例え下手な私が例えるとするなら、第一部は日常アニメを観ている感じで、第二部はアクション映画を観ているような感じ。(ちなみに私は小説の内容が映像で流れるタイプ)

第一部は確かに私も広い庭で松尾さんの話を聞いていたんだけど、第二部はスクリーン越しに場面を観ているような雰囲気があった。緊迫感ありすぎて第二部は気づかずに息を止めて読んでたから、これから読む人は意識して呼吸をしながら読んでほしい。死ぬから。私は途中でお香を焚いて精神を落ち着かせてた。

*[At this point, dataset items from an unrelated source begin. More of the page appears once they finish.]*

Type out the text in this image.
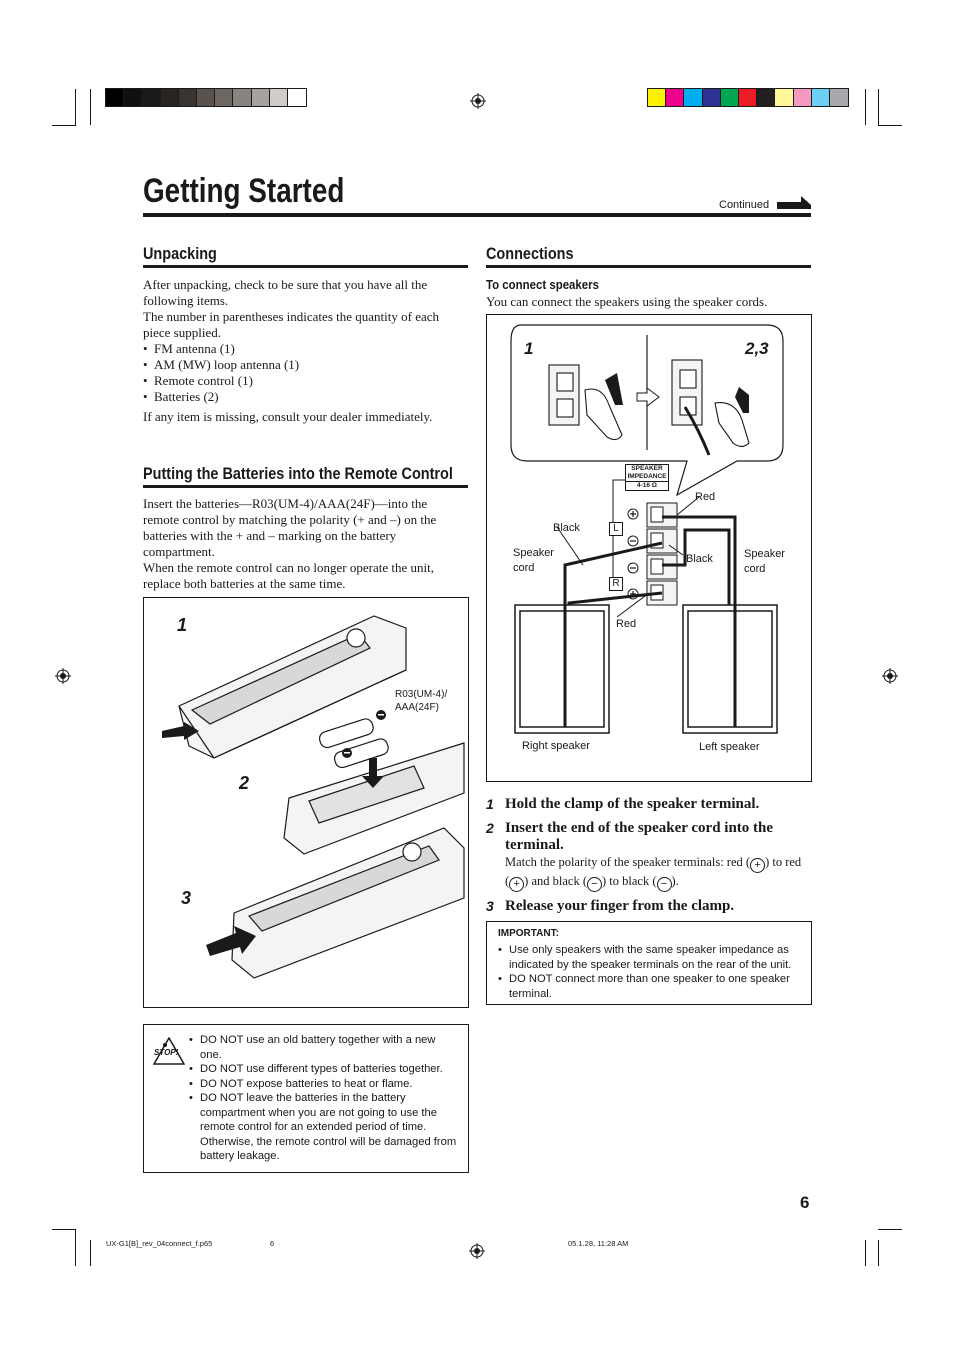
Getting Started	Continued
Unpacking
After unpacking, check to be sure that you have all the following items.
The number in parentheses indicates the quantity of each piece supplied.
• FM antenna (1)
• AM (MW) loop antenna (1)
• Remote control (1)
• Batteries (2)
If any item is missing, consult your dealer immediately.
Putting the Batteries into the Remote Control
Insert the batteries—R03(UM-4)/AAA(24F)—into the remote control by matching the polarity (+ and –) on the batteries with the + and – marking on the battery compartment.
When the remote control can no longer operate the unit, replace both batteries at the same time.
1
2
3
R03(UM-4)/
AAA(24F)
STOP!
• DO NOT use an old battery together with a new one.
• DO NOT use different types of batteries together.
• DO NOT expose batteries to heat or flame.
• DO NOT leave the batteries in the battery compartment when you are not going to use the remote control for an extended period of time. Otherwise, the remote control will be damaged from battery leakage.
Connections
To connect speakers
You can connect the speakers using the speaker cords.
1	2,3
SPEAKER
IMPEDANCE
4-16 Ω
L
R
Red
Black
Black
Speaker
cord
Speaker
cord
Red
Right speaker	Left speaker
1 Hold the clamp of the speaker terminal.
2 Insert the end of the speaker cord into the terminal.
Match the polarity of the speaker terminals: red ( + ) to red ( + ) and black ( − ) to black ( − ).
3 Release your finger from the clamp.
IMPORTANT:
• Use only speakers with the same speaker impedance as indicated by the speaker terminals on the rear of the unit.
• DO NOT connect more than one speaker to one speaker terminal.
6
UX-G1[B]_rev_04connect_f.p65	6	05.1.28, 11:28 AM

手に汗握るが読んで字の如く、という内容。文庫本なせいもあるのか読み終わった時本が歪んでてどれだけ手に力入れてたんや…て思った。とにかく読むのに、かつ読み終わるのに覚悟と気合が必要。

 

◯あんまり好きじゃないところ

・読了まで7時間

なっっっっっっっっっがい!!!!!!!!!

私がずっと積読してた理由の1つがこれ。時間かかるだろうなとは思ったけど7時間は予想してなかった。長くても5時間かなと思ってた。1冊を何回かに分けて読むのがとても嫌いなので1回で読み終わりたかったの。ふと時計見てもう3時間経ったなーって本に視線移したらまだ半分も読めてなくて絶望した。

でもこれは私が遅読かつ小説読むの数ヶ月ぶりだったのが原因だと思うから読むの遅くない人は5時間とかで読み終わるんじゃないかな。たぶん。

 

・論文読むの苦手なんだ

前述したとおり前半は本当に論文か????ていう内容。そして私は小説以外の文章を読むのが苦手。

なので途中内容が頭に入ってこなかった時もある。たまに戻って読み直しつつちゃんと頭に入れたけど。

ただ今回はもともと宗教とか神話に興味があったり宇宙の始まりに疑問を持ってたりしたので比較的眠たくならずに読めた。たぶん科学とか理系の話がもっと多いとより頭に入ってなかった。

 

◯おわりに

まさしく著者の最高傑作。

中村文則先生の世界観を軽く味わいたいなという人には『惑いの森』、どっぷり浸かりたいなという人には『教団X』をおすすめする。

ただこれはとにかく長いので時間と精神の余裕がある時に読んだほうがいい。心と脳を休める用の甘いものとかあるとより良いかも。

何も知らない状態でこの作品に触れられる人を羨ましく感じるな。私も1回記憶を消したい。そしてまた読みたい。